Au bas des montagnes de Jarvis se trouve le village composé de deux cents maisons de bois, où vit une population perdue là, comme dans une forêt ces ruches d’abeilles qui, sans augmenter ni diminuer, végètent heureuses, en butinant leur vie au sein d’une sauvage nature. L’existence anonyme de ce village s’explique facilement. Peu d’hommes avaient la hardiesse de s’aventurer dans les rescifs pour gagner les bords de la mer et s’y livrer à la pêche que font en grand les Norwégiens sur des côtes moins dangereuses.
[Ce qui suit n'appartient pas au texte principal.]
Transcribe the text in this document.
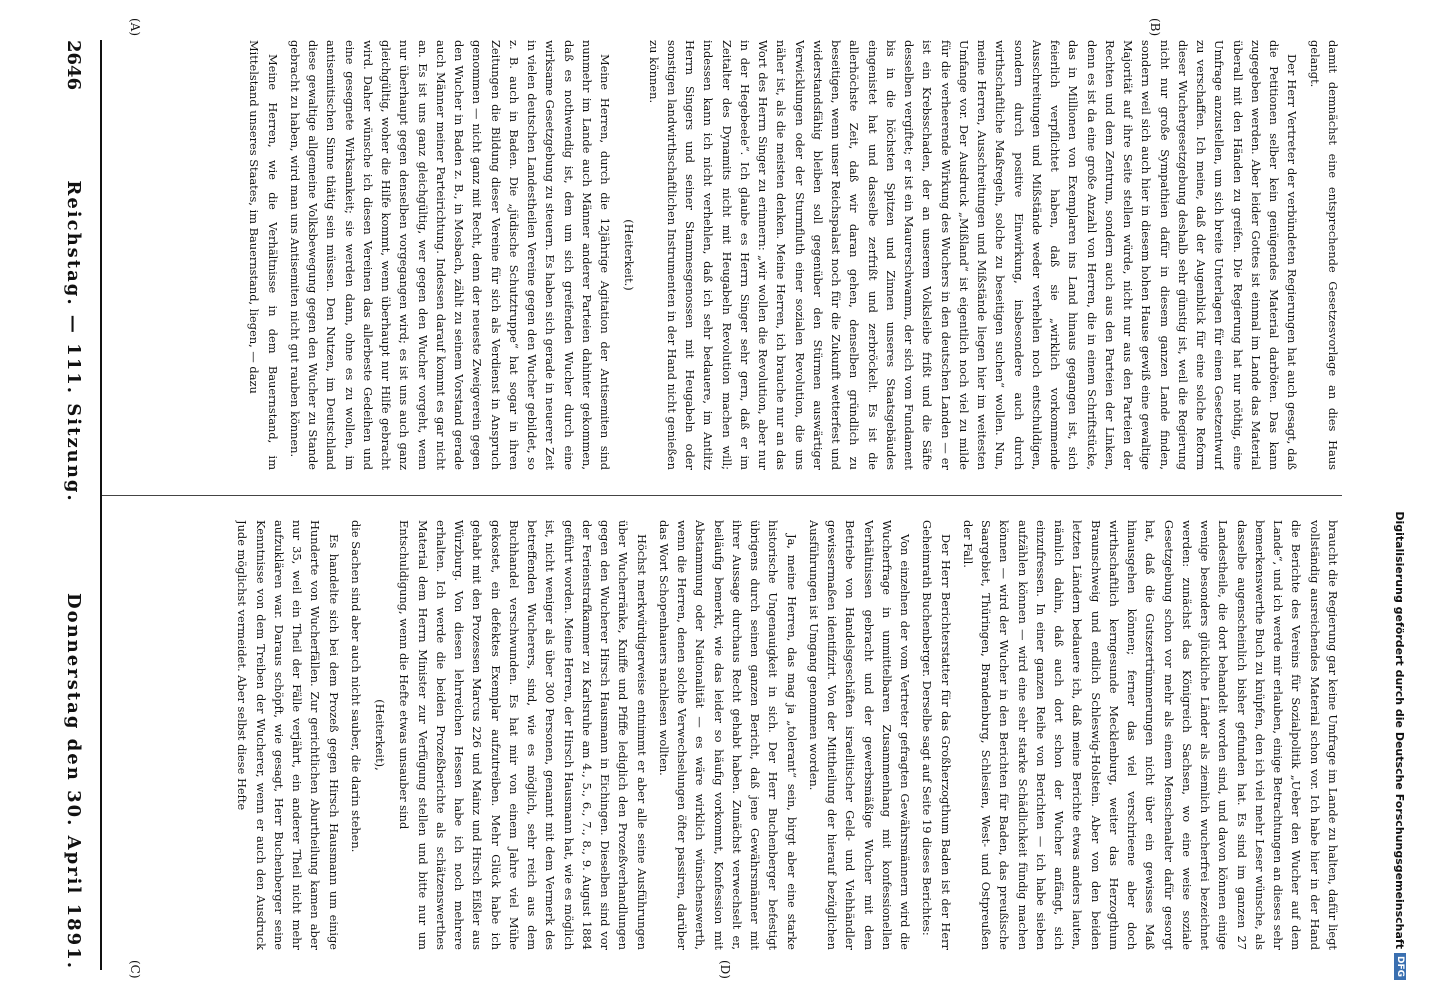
2646
Reichstag. — 111. Sitzung.
Donnerstag den 30. April 1891.
(A)	(B)
(C)	(D)

damit demnächst eine entsprechende Gesetzesvorlage an dies Haus gelangt.

Der Herr Vertreter der verbündeten Regierungen hat auch gesagt, daß die Petitionen selber kein genügendes Material darböten. Das kann zugegeben werden. Aber leider Gottes ist einmal im Lande das Material überall mit den Händen zu greifen. Die Regierung hat nur nöthig, eine Umfrage anzustellen, um sich breite Unterlagen für einen Gesetzentwurf zu verschaffen. Ich meine, daß der Augenblick für eine solche Reform dieser Wuchergesetzgebung deshalb sehr günstig ist, weil die Regierung nicht nur große Sympathien dafür in diesem ganzen Lande finden, sondern weil sich auch hier in diesem hohen Hause gewiß eine gewaltige Majorität auf ihre Seite stellen würde, nicht nur aus den Parteien der Rechten und dem Zentrum, sondern auch aus den Parteien der Linken, denn es ist da eine große Anzahl von Herren, die in einem Schriftstücke, das in Millionen von Exemplaren ins Land hinaus gegangen ist, sich feierlich verpflichtet haben, daß sie „wirklich vorkommende Ausschreitungen und Mißstände weder verhehlen noch entschuldigen, sondern durch positive Einwirkung, insbesondere auch durch wirthschaftliche Maßregeln, solche zu beseitigen suchen“ wollen. Nun, meine Herren, Ausschreitungen und Mißstände liegen hier im weitesten Umfange vor. Der Ausdruck „Mißland“ ist eigentlich noch viel zu milde für die verheerende Wirkung des Wuchers in den deutschen Landen — er ist ein Krebsschaden, der an unserem Volksleibe frißt und die Säfte desselben vergiftet; er ist ein Maurerschwamm, der sich vom Fundament bis in die höchsten Spitzen und Zinnen unseres Staatsgebäudes eingenistet hat und dasselbe zerfrißt und zerbröckelt. Es ist die allerhöchste Zeit, daß wir daran gehen, denselben gründlich zu beseitigen, wenn unser Reichspalast noch für die Zukunft wetterfest und widerstandsfähig bleiben soll gegenüber den Stürmen auswärtiger Verwicklungen oder der Sturmfluth einer sozialen Revolution, die uns näher ist, als die meisten denken. Meine Herren, ich brauche nur an das Wort des Herrn Singer zu erinnern: „wir wollen die Revolution, aber nur in der Hegebeele“. Ich glaube es Herrn Singer sehr gern, daß er im Zeitalter des Dynamits nicht mit Heugabeln Revolution machen will; indessen kann ich nicht verhehlen, daß ich sehr bedauere, im Antlitz Herrn Singers und seiner Stammesgenossen mit Heugabeln oder sonstigen landwirthschaftlichen Instrumenten in der Hand nicht genießen zu können.

(Heiterkeit.)

Meine Herren, durch die 12jährige Agitation der Antisemiten sind nunmehr im Lande auch Männer anderer Parteien dahinter gekommen, daß es nothwendig ist, dem um sich greifenden Wucher durch eine wirksame Gesetzgebung zu steuern. Es haben sich gerade in neuerer Zeit in vielen deutschen Landestheilen Vereine gegen den Wucher gebildet, so z. B. auch in Baden. Die „jüdische Schutztruppe“ hat sogar in ihren Zeitungen die Bildung dieser Vereine für sich als Verdienst in Anspruch genommen — nicht ganz mit Recht, denn der neueste Zweigverein gegen den Wucher in Baden z. B., in Mosbach, zählt zu seinem Vorstand gerade auch Männer meiner Parteirichtung. Indessen darauf kommt es gar nicht an. Es ist uns ganz gleichgültig, wer gegen den Wucher vorgeht, wenn nur überhaupt gegen denselben vorgegangen wird; es ist uns auch ganz gleichgültig, woher die Hilfe kommt, wenn überhaupt nur Hilfe gebracht wird. Daher wünsche ich diesen Vereinen das allerbeste Gedeihen und eine gesegnete Wirksamkeit; sie werden dann, ohne es zu wollen, im antisemitischen Sinne thätig sein müssen. Den Nutzen, im Deutschland diese gewaltige allgemeine Volksbewegung gegen den Wucher zu Stande gebracht zu haben, wird man uns Antisemiten nicht gut rauben können.

Meine Herren, wie die Verhältnisse in dem Bauernstand, im Mittelstand unseres Staates, im Bauernstand, liegen, — dazu

braucht die Regierung gar keine Umfrage im Lande zu halten, dafür liegt vollständig ausreichendes Material schon vor. Ich habe hier in der Hand die Berichte des Vereins für Sozialpolitik „Ueber den Wucher auf dem Lande“, und ich werde mir erlauben, einige Betrachtungen an dieses sehr bemerkenswerthe Buch zu knüpfen, den ich viel mehr Leser wünsche, als dasselbe augenscheinlich bisher gefunden hat. Es sind im ganzen 27 Landestheile, die dort behandelt worden sind, und davon können einige wenige besonders glückliche Länder als ziemlich wucherfrei bezeichnet werden: zunächst das Königreich Sachsen, wo eine weise soziale Gesetzgebung schon vor mehr als einem Menschenalter dafür gesorgt hat, daß die Gutszertrümmerungen nicht über ein gewisses Maß hinausgehen können; ferner das viel verschrieene aber doch wirthschaftlich kerngesunde Mecklenburg, weiter das Herzogthum Braunschweig und endlich Schleswig-Holstein. Aber von den beiden letzten Ländern bedauere ich, daß meine Berichte etwas anders lauten, nämlich dahin, daß auch dort schon der Wucher anfängt, sich einzufressen. In einer ganzen Reihe von Berichten — ich habe sieben aufzählen können — wird eine sehr starke Schädlichkeit fündig machen können — wird der Wucher in den Berichten für Baden, das preußische Saargebiet, Thüringen, Brandenburg, Schlesien, West- und Ostpreußen der Fall.

Der Herr Berichterstatter für das Großherzogthum Baden ist der Herr Geheimrath Buchenberger. Derselbe sagt auf Seite 19 dieses Berichtes:

Von einzelnen der vom Vertreter gefragten Gewährsmännern wird die Wucherfrage in unmittelbaren Zusammenhang mit konfessionellen Verhältnissen gebracht und der gewerbsmäßige Wucher mit dem Betriebe von Handelsgeschäften israelitischer Geld- und Viehhändler gewissermaßen identifizirt. Von der Mittheilung der hierauf bezüglichen Ausführungen ist Umgang genommen worden.

Ja, meine Herren, das mag ja „tolerant“ sein, birgt aber eine starke historische Ungenauigkeit in sich. Der Herr Buchenberger befestigt übrigens durch seinen ganzen Bericht, daß jene Gewährsmänner mit ihrer Aussage durchaus Recht gehabt haben. Zunächst verwechselt er, beiläufig bemerkt, wie das leider so häufig vorkommt, Konfession mit Abstammung oder Nationalität — es wäre wirklich wünschenswerth, wenn die Herren, denen solche Verwechselungen öfter passiren, darüber das Wort Schopenhauers nachlesen wollten.

Höchst merkwürdigerweise entnimmt er aber alle seine Ausführungen über Wucherränke, Kniffe und Pfiffe lediglich den Prozeßverhandlungen gegen den Wucherer Hirsch Hausmann in Eichingen. Dieselben sind vor der Ferienstrafkammer zu Karlsruhe am 4., 5., 6., 7., 8., 9. August 1884 geführt worden. Meine Herren, der Hirsch Hausmann hat, wie es möglich ist, nicht weniger als über 300 Personen, genannt mit dem Vermerk des betreffenden Wucherers, sind, wie es möglich, sehr reich aus dem Buchhandel verschwunden. Es hat mir von einem Jahre viel Mühe gekostet, ein defektes Exemplar aufzutreiben. Mehr Glück habe ich gehabt mit den Prozessen Marcus 226 und Mainz und Hirsch Eißler aus Würzburg. Von diesen lehrreichen Hessen habe ich noch mehrere erhalten. Ich werde die beiden Prozeßberichte als schätzenswerthes Material dem Herrn Minister zur Verfügung stellen und bitte nur um Entschuldigung, wenn die Hefte etwas unsauber sind

(Heiterkeit),

die Sachen sind aber auch nicht sauber, die darin stehen.

Es handelte sich bei dem Prozeß gegen Hirsch Hausmann um einige Hunderte von Wucherfällen. Zur gerichtlichen Aburtheilung kamen aber nur 35, weil ein Theil der Fälle verjährt, ein anderer Theil nicht mehr aufzuklären war. Daraus schöpft, wie gesagt, Herr Buchenberger seine Kenntnisse von dem Treiben der Wucherer, wenn er auch den Ausdruck Jude möglichst vermeidet. Aber selbst diese Hefte	Digitalisierung gefördert durch die Deutsche Forschungsgemeinschaft
DFG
Les nombreux poissons du Fiord suffisent en partie à la nourriture de ses habitants ; les pâturages des vallées leur donnent du lait et du beurre ; puis quelques terrains excellents leur permettent de récolter du seigle, du chanvre, des légumes qu’ils savent défendre contre les rigueurs du froid et contre l’ardeur passagère, mais terrible, de leur soleil, avec l’habileté que déploie le Norwégien dans cette double lutte. Le défaut de communications, soit par terre où les chemins sont impraticables, soit par mer où de faibles barques peuvent seules parvenir à travers les défilés maritimes du Fiord, les empêche de s’enrichir en tirant parti de leurs bois. Il faudrait des sommes aussi énormes pour déblayer le chenal du golfe que pour s’ouvrir une voie dans l’intérieur des terres.